Ali, não circulam carros perturbando o formigueiro humano − no mundo, é a maior área urbana interditada a eles. Pelas vielas estreitas, estende-se um diversificado comércio, com lojas se concentrando em espaços especializados por ofícios: curtume, carpinteiros, entalhadores, artesãos do bronze…

Porta Azul, principal entrada da medina de Fez.
Trecho do curtume, visto do alto. Pendentes das paredes, peles de camelos, bois, cabritos.
Cena da medina de Fez.

São centenas de milhares de moradores, mas da rua não se vê o interior das casas. Onde não há lojas, o transeunte observa apenas uma parede contínua; às vezes, uma porta, raramente uma janela. Mas a porta costuma levar a um pátio interno, por onde se faz a ventilação; pode haver um jardim e até um surpreendente cenário de requinte. Em Zohra’s Ladder, a escritora inglesa Pamela Windo, que morou no Marrocos, fala de “dois aspectos da vida árabe, o privado e o público. Dentro, tudo é recatado, sereno e protegido; fora, tudo é visível, drama e comércio. E no limiar mágico entre os dois mundos, a porta de entrada, frequentemente solene e ornamentada, em comparação com o despojamento das paredes.”

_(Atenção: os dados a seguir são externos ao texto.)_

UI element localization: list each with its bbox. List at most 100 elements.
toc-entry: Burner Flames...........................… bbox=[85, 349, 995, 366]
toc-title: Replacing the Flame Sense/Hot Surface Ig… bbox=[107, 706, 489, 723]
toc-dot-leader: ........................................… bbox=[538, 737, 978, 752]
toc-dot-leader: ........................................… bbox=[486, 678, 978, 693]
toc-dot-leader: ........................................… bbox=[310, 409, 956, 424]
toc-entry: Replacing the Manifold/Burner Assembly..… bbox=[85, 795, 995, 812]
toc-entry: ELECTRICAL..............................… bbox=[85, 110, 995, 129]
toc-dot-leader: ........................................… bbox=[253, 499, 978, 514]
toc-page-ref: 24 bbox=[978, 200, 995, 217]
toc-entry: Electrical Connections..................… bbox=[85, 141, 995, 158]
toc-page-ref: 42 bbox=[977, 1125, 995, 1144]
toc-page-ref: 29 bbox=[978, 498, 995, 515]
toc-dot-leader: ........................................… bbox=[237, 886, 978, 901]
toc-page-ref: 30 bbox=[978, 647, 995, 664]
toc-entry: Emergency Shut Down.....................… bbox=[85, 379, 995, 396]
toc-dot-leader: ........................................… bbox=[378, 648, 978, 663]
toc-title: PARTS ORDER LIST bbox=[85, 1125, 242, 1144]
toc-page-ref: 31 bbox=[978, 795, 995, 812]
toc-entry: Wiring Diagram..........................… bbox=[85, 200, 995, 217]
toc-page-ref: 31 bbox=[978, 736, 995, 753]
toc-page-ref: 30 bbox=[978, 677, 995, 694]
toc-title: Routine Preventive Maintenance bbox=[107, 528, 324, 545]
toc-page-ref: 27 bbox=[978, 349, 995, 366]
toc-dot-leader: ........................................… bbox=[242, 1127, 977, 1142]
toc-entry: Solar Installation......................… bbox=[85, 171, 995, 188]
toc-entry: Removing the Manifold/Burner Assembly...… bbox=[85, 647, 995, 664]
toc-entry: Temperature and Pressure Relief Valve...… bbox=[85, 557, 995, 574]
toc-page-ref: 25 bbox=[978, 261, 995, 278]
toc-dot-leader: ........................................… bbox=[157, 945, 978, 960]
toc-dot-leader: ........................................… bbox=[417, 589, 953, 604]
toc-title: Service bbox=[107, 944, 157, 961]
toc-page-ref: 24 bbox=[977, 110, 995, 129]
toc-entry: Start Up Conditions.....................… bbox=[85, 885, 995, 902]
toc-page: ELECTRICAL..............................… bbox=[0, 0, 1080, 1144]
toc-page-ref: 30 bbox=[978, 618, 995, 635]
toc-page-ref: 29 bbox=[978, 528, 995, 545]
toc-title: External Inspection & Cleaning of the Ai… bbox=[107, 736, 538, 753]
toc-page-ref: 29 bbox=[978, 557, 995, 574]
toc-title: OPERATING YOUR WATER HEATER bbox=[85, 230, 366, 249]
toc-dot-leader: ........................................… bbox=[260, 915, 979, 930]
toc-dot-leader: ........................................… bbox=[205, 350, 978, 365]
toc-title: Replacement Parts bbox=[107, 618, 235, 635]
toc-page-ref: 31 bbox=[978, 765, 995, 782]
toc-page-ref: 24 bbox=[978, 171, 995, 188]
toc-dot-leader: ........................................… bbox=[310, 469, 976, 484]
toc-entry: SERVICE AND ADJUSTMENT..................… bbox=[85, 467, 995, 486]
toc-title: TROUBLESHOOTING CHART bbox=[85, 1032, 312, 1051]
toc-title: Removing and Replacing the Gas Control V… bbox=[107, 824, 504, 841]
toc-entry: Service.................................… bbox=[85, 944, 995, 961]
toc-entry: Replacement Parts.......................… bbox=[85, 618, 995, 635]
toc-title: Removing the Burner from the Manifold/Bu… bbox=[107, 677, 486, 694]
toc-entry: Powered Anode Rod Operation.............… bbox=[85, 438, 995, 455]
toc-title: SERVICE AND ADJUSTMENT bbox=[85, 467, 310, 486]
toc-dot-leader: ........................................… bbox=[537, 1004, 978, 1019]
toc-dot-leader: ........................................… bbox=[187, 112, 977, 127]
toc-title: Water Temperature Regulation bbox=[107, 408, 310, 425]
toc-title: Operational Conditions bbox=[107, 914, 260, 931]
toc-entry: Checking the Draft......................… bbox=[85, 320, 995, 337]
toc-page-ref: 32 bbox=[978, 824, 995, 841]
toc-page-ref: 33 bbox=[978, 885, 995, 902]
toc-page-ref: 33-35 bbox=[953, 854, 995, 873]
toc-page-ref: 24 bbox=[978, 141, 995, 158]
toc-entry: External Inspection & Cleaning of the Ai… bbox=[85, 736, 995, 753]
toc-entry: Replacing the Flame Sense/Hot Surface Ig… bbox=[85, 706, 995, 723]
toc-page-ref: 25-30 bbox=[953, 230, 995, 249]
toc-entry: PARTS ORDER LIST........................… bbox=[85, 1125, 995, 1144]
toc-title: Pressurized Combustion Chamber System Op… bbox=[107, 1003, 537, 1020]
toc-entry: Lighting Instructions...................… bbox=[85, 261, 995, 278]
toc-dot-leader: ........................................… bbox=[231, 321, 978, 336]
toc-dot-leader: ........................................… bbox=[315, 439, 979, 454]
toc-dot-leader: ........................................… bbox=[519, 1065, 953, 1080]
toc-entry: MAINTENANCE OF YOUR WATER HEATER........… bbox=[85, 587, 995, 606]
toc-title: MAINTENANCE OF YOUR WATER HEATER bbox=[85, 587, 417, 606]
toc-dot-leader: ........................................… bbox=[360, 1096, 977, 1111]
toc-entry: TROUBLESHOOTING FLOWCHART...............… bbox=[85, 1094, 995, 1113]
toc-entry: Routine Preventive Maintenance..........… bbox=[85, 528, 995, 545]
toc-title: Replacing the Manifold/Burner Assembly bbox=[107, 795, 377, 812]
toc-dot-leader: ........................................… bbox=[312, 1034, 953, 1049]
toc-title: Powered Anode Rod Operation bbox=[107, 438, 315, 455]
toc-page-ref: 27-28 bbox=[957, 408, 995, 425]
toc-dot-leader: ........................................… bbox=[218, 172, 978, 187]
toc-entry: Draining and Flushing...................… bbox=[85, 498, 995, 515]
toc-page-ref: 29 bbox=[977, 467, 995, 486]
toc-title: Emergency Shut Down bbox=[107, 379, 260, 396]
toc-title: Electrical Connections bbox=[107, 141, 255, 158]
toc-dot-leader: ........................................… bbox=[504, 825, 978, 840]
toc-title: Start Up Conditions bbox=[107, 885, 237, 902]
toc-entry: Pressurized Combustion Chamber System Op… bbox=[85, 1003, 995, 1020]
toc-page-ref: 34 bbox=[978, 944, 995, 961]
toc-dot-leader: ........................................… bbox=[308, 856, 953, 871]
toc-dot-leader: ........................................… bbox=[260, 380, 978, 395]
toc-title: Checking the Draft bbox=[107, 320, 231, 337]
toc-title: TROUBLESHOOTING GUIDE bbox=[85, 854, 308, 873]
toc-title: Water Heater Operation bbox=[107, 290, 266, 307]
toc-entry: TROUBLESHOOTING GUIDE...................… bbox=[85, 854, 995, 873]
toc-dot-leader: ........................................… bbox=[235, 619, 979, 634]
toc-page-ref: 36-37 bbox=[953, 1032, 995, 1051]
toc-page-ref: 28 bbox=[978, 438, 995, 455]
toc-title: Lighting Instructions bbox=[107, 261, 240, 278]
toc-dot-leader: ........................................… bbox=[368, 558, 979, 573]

Perto da Porta Azul, está a Madrassa Bou Inania, fundada no século XIV para o estudo da teologia muçulmana. O prédio, que teve restaurações, apresenta esplêndidos mosaicos, azulejos e trabalhos em madeira e em gesso.

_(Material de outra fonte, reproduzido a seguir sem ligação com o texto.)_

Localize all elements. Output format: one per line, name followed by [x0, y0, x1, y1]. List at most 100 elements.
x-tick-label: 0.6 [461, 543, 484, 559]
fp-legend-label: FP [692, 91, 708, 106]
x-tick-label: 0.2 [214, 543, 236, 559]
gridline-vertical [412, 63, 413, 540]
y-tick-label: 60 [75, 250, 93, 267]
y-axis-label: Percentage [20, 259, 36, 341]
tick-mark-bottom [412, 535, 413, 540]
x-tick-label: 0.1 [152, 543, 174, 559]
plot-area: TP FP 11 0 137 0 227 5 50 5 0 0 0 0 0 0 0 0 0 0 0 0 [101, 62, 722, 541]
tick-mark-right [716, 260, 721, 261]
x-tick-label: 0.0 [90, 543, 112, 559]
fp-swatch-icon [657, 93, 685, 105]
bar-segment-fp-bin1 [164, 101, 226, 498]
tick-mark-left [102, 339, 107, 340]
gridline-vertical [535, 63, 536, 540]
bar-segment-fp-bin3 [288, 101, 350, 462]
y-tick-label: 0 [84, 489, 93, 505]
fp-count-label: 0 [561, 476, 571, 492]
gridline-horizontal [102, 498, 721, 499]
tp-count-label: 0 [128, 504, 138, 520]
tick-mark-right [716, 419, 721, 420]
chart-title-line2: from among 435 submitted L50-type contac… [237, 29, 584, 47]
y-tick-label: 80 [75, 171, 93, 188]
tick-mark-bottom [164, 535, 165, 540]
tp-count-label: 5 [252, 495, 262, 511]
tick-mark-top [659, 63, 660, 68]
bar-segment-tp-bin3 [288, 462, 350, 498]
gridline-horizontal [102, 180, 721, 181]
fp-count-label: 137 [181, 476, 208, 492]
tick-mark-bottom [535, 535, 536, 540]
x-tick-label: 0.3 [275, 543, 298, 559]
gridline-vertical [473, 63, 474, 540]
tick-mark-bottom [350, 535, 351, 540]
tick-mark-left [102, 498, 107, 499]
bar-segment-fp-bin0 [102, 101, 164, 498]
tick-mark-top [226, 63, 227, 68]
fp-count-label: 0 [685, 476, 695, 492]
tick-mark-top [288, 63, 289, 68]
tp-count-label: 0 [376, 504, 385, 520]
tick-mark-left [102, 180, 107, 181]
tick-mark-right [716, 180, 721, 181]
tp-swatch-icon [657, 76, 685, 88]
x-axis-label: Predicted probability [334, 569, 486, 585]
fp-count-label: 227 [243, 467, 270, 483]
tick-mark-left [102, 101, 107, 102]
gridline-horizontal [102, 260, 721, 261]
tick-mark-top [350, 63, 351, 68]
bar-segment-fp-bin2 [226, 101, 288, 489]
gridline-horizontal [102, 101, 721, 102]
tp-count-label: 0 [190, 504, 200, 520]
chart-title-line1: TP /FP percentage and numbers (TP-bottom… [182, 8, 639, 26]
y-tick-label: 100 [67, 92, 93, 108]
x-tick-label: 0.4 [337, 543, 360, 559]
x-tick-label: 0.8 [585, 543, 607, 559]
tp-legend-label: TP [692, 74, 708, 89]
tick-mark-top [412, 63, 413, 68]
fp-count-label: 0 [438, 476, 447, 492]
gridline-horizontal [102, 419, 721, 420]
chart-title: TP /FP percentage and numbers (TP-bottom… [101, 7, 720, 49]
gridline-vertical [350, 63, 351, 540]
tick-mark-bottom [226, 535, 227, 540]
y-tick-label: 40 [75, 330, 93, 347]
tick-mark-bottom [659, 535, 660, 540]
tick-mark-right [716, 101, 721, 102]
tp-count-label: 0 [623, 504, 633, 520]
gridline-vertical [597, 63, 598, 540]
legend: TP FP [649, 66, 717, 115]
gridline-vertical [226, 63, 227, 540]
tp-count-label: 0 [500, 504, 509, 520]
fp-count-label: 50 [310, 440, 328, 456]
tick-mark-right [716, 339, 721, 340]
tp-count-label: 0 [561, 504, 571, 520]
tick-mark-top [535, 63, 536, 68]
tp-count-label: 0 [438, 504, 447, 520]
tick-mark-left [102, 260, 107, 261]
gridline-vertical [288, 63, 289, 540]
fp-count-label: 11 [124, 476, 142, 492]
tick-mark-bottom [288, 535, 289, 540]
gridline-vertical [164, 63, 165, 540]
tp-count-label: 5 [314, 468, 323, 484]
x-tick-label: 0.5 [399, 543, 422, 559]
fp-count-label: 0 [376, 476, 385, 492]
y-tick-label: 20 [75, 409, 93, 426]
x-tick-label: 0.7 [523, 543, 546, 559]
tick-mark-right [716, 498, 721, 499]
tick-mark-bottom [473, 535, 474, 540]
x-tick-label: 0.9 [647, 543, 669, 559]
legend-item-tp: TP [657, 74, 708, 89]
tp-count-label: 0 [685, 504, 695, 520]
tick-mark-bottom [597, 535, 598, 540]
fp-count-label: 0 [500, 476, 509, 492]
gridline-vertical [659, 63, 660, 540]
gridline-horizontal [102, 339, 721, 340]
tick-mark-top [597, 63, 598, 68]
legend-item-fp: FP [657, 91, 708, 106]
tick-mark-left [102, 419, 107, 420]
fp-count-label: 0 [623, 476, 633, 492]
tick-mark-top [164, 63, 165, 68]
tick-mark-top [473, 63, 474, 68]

Detalhe da Madrassa Bou Inania.

Em frente, acha-se a clepsidra, relógio movido pelo fluxo da água, também do século XIV. Na época, a medina de Fez já contava com 70 km de rede de água e esgoto, e todas as casas tinham fonte e latrina; enquanto isso, a Europa Ocidental ainda levaria séculos usando penicos. A clepsidra, porém, empacou aos duzentos anos de trabalho, e não há quem a faça andar de novo. Alguém se candidata?

Clepsidra de Fez.

Outro ponto alto é a Universidade Al-Karaouine, do século IX, tida como a mais antiga do mundo. Como está hoje interligada a uma mesquita, só muçulmanos podem visitá-la. Contentamo-nos em espiar por uma porta que dava para o pátio interno. Entre seus personagens notáveis, figurou Maimônides, filósofo da Idade Média que morava na medina. A condição de judeu nunca o impediu de lecionar na Al-Karaouine, onde havia estudado. Ao pararmos à porta de sua casa, comentou o guia: “Esse é o verdadeiro Islã”; depois, ele nos deixaria algum tempo no museu de artesanatos de madeira enquanto ia orar na mesquita.

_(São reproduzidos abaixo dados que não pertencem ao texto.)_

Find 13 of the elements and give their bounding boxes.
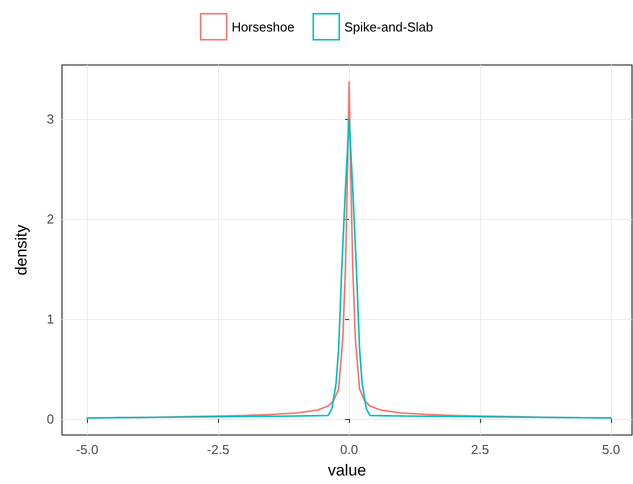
x-tick-label: 0.0 bbox=[340, 442, 358, 457]
legend-label: Horseshoe bbox=[232, 19, 294, 34]
x-tick-label: -2.5 bbox=[206, 442, 230, 457]
legend-label: Spike-and-Slab bbox=[344, 19, 434, 34]
x-tick-label: -5.0 bbox=[76, 442, 98, 457]
y-tick-label: 2 bbox=[46, 212, 54, 226]
y-tick-label: 1 bbox=[46, 312, 54, 326]
y-tick-label: 3 bbox=[46, 112, 54, 126]
x-tick-label: 2.5 bbox=[471, 442, 490, 457]
x-tick-label: 5.0 bbox=[602, 442, 620, 457]
y-tick-label: 0 bbox=[46, 412, 54, 426]
x-axis-title: value bbox=[328, 462, 366, 480]
y-axis-title: density bbox=[14, 224, 30, 276]
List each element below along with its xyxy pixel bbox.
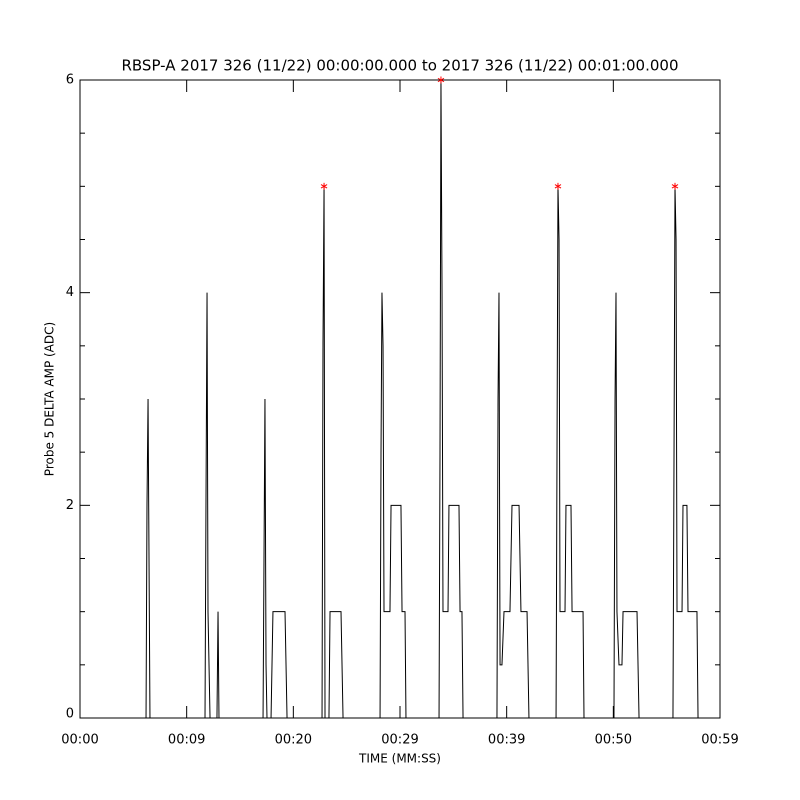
chart-title: RBSP-A 2017 326 (11/22) 00:00:00.000 to … bbox=[121, 57, 678, 75]
peak-marker bbox=[671, 182, 679, 190]
x-tick-label: 00:50 bbox=[595, 733, 632, 748]
x-tick-label: 00:39 bbox=[488, 733, 525, 748]
y-axis-label: Probe 5 DELTA AMP (ADC) bbox=[43, 322, 57, 476]
marker-stroke bbox=[437, 77, 445, 83]
data-line bbox=[80, 79, 720, 719]
peak-marker bbox=[437, 76, 445, 84]
y-tick-label: 2 bbox=[66, 498, 74, 513]
x-tick-label: 00:09 bbox=[168, 733, 205, 748]
peak-marker bbox=[320, 182, 328, 190]
marker-stroke bbox=[320, 184, 328, 189]
marker-stroke bbox=[671, 184, 679, 189]
peak-marker bbox=[554, 182, 562, 190]
x-tick-label: 00:20 bbox=[275, 733, 312, 748]
x-tick-label: 00:29 bbox=[381, 733, 418, 748]
x-axis-label: TIME (MM:SS) bbox=[358, 752, 441, 766]
marker-stroke bbox=[554, 184, 562, 189]
x-tick-label: 00:59 bbox=[701, 733, 738, 748]
x-tick-label: 00:00 bbox=[61, 733, 98, 748]
y-tick-label: 0 bbox=[66, 707, 74, 722]
y-tick-label: 6 bbox=[66, 73, 74, 88]
y-tick-label: 4 bbox=[66, 285, 74, 300]
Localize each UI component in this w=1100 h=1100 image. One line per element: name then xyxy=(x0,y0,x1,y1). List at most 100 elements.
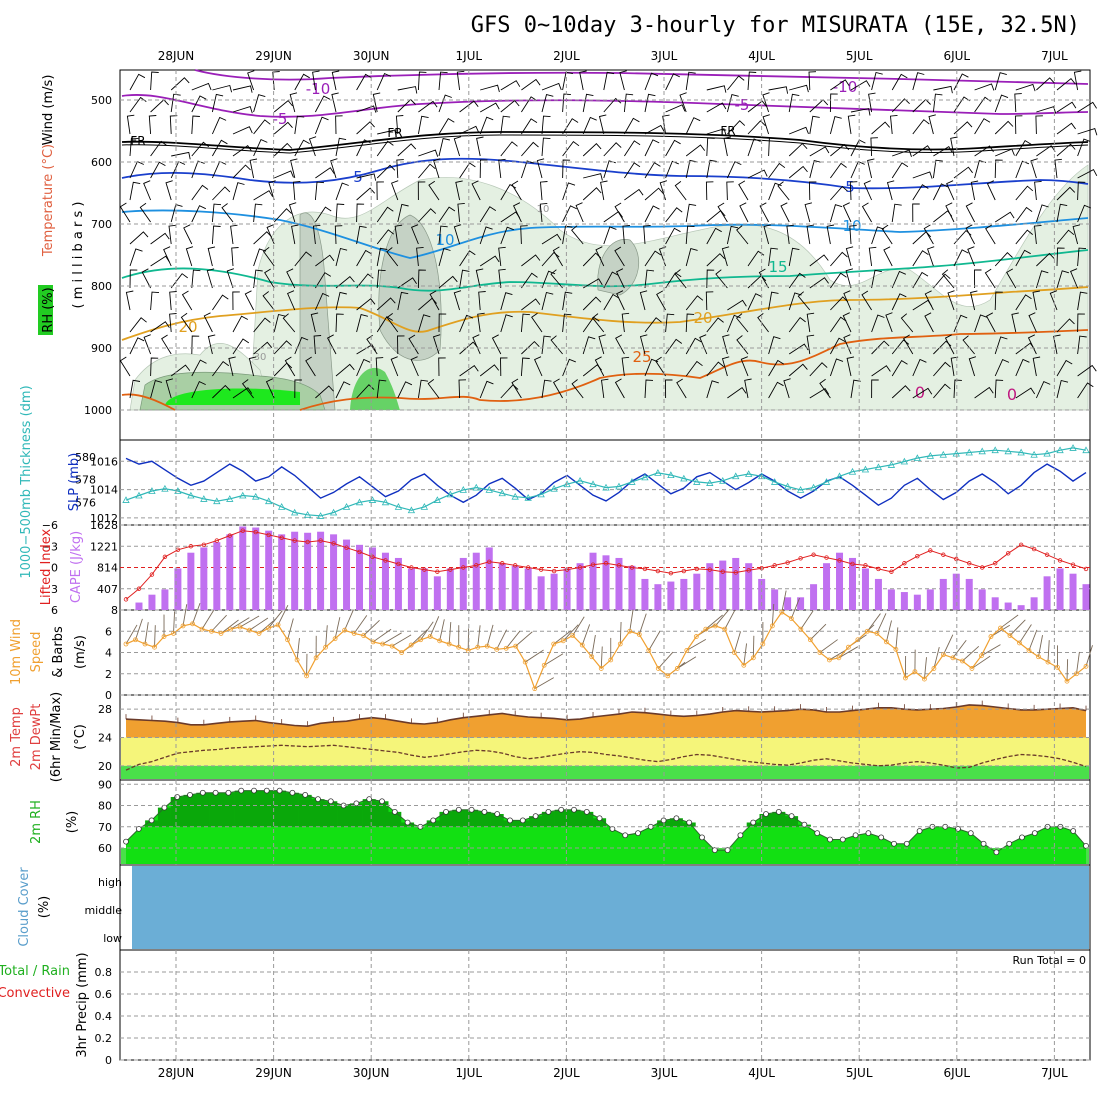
wind-barb xyxy=(273,142,293,157)
rh2m-line xyxy=(125,790,1087,853)
rh2m-high-fill xyxy=(785,816,799,827)
temp2m-panel: 28 24 20 xyxy=(98,700,1090,779)
wind-barb xyxy=(498,158,506,179)
wind-barb xyxy=(624,162,641,179)
wind-barb xyxy=(1072,224,1081,245)
wind-barb xyxy=(662,114,670,135)
wind-barb xyxy=(129,337,145,355)
wind-barb xyxy=(974,314,988,333)
wind-barb xyxy=(170,273,188,289)
cape-bar xyxy=(848,557,856,610)
rh2m-point xyxy=(468,806,475,813)
wind-barb xyxy=(479,380,494,399)
cape-bar xyxy=(472,552,480,610)
cape-bar xyxy=(407,568,415,610)
wind-barb xyxy=(721,356,730,377)
wind10m-barb xyxy=(867,613,881,632)
wind10m-point xyxy=(180,623,186,629)
rh2m-high-fill xyxy=(580,811,594,827)
wind-barb xyxy=(315,272,332,289)
rh2m-high-fill xyxy=(145,820,159,827)
wind-barb xyxy=(521,254,541,267)
wind-barb xyxy=(541,94,554,113)
rh-light-area xyxy=(249,164,1089,411)
wind-barb xyxy=(376,73,392,91)
wind-barb xyxy=(780,202,790,223)
bottom-date-axis: 28JUN 29JUN 30JUN 1JUL 2JUL 3JUL 4JUL 5JUL 6JUL 7… xyxy=(158,1066,1068,1080)
wind10m-point xyxy=(142,641,148,647)
thickness-point xyxy=(303,510,312,518)
rh2m-high-fill xyxy=(567,809,581,827)
wind10m-point xyxy=(579,642,585,648)
wind-barb xyxy=(768,137,777,157)
wind-barb xyxy=(965,224,975,245)
wind10m-barb xyxy=(173,611,176,634)
li-point xyxy=(214,538,220,543)
wind10m-point xyxy=(950,655,956,661)
li-point xyxy=(188,544,194,549)
wind-barb xyxy=(438,137,450,157)
wind-barb xyxy=(685,203,697,223)
wind-barb xyxy=(231,247,239,267)
wind-barb xyxy=(985,224,996,245)
wind-barb xyxy=(797,291,811,311)
wind-barb xyxy=(762,92,770,113)
cape-bar xyxy=(343,539,351,610)
wind-barb xyxy=(119,356,131,377)
li-point xyxy=(746,568,751,573)
wind-barb xyxy=(788,165,808,179)
li-point xyxy=(915,553,920,559)
wind-barb xyxy=(129,379,141,399)
wind-barb xyxy=(809,115,820,135)
wind-barb xyxy=(314,181,325,201)
cape-bar xyxy=(680,578,688,610)
wind10m-point xyxy=(437,638,443,644)
rh2m-high-fill xyxy=(529,816,543,827)
wind-barb xyxy=(500,292,513,311)
wind-barb xyxy=(163,246,172,267)
wind-barb xyxy=(721,246,730,267)
thickness-point xyxy=(381,498,390,506)
wind-barb xyxy=(727,120,746,135)
wind10m-barb xyxy=(144,622,149,645)
wind-barb xyxy=(397,291,409,311)
wind-barb xyxy=(305,356,316,377)
cape-bar xyxy=(939,578,947,610)
wind-barb xyxy=(603,293,620,311)
wind-barb xyxy=(665,160,679,179)
wind-barb xyxy=(723,136,731,157)
wind-barb xyxy=(1035,270,1049,289)
wind10m-barb xyxy=(1019,624,1032,644)
wind-barb xyxy=(541,291,554,311)
wind-barb xyxy=(294,139,310,157)
wind10m-point xyxy=(788,616,794,621)
cloud-level-label: middle xyxy=(84,904,122,917)
wind10m-point xyxy=(408,642,414,648)
thickness-point xyxy=(693,478,701,485)
wind-barb xyxy=(739,202,749,223)
wind10m-barb xyxy=(410,629,428,646)
contour-label: 15 xyxy=(768,258,787,276)
cape-bar xyxy=(602,555,610,610)
rh2m-point xyxy=(404,819,411,826)
wind-barb xyxy=(253,139,268,157)
wind10m-point xyxy=(551,641,557,647)
thickness-point xyxy=(706,479,714,486)
wind-barb xyxy=(665,313,675,333)
wind-barb xyxy=(129,73,146,91)
wind-barb xyxy=(1077,291,1088,311)
wind-barb xyxy=(583,173,603,181)
wind-barb xyxy=(847,114,856,135)
wind10m-point xyxy=(912,669,918,675)
upper-air-panel: -10 -10 -5 -5 FR FR FR 5 5 10 10 15 20 2… xyxy=(84,69,1098,417)
slp-panel-frame xyxy=(119,439,1091,526)
wind-barb xyxy=(472,334,481,355)
isotherm-freezing-2 xyxy=(121,134,1089,154)
wind-barb xyxy=(266,224,275,245)
wind-barb xyxy=(541,115,551,135)
wind10m-barb xyxy=(810,623,827,641)
wind-barb xyxy=(376,297,396,311)
wind-barb xyxy=(520,160,534,179)
wind10m-barb xyxy=(1085,645,1093,667)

Transmitida por gerações, a habilidade artesanal marroquina permanece notável. Ao se mudar para o país, o escritor Tahir Shah contratou um artesão para colocar um mosaico em sua casa e se admirou de ver que o homem, antes de assentar suas cinco mil peças, as posicionava de cabeça para baixo, com a face incolor voltada para cima. Ia então pinçando uma após outra para colocá-las no lugar exato; sabia a cor de todas elas. Em escala menor, pude eu próprio ver essa cena numa cooperativa de artesãos; no caso, era o mosaico de um tampo de mesa.

No alto da coluna romana, o ninho da cegonha.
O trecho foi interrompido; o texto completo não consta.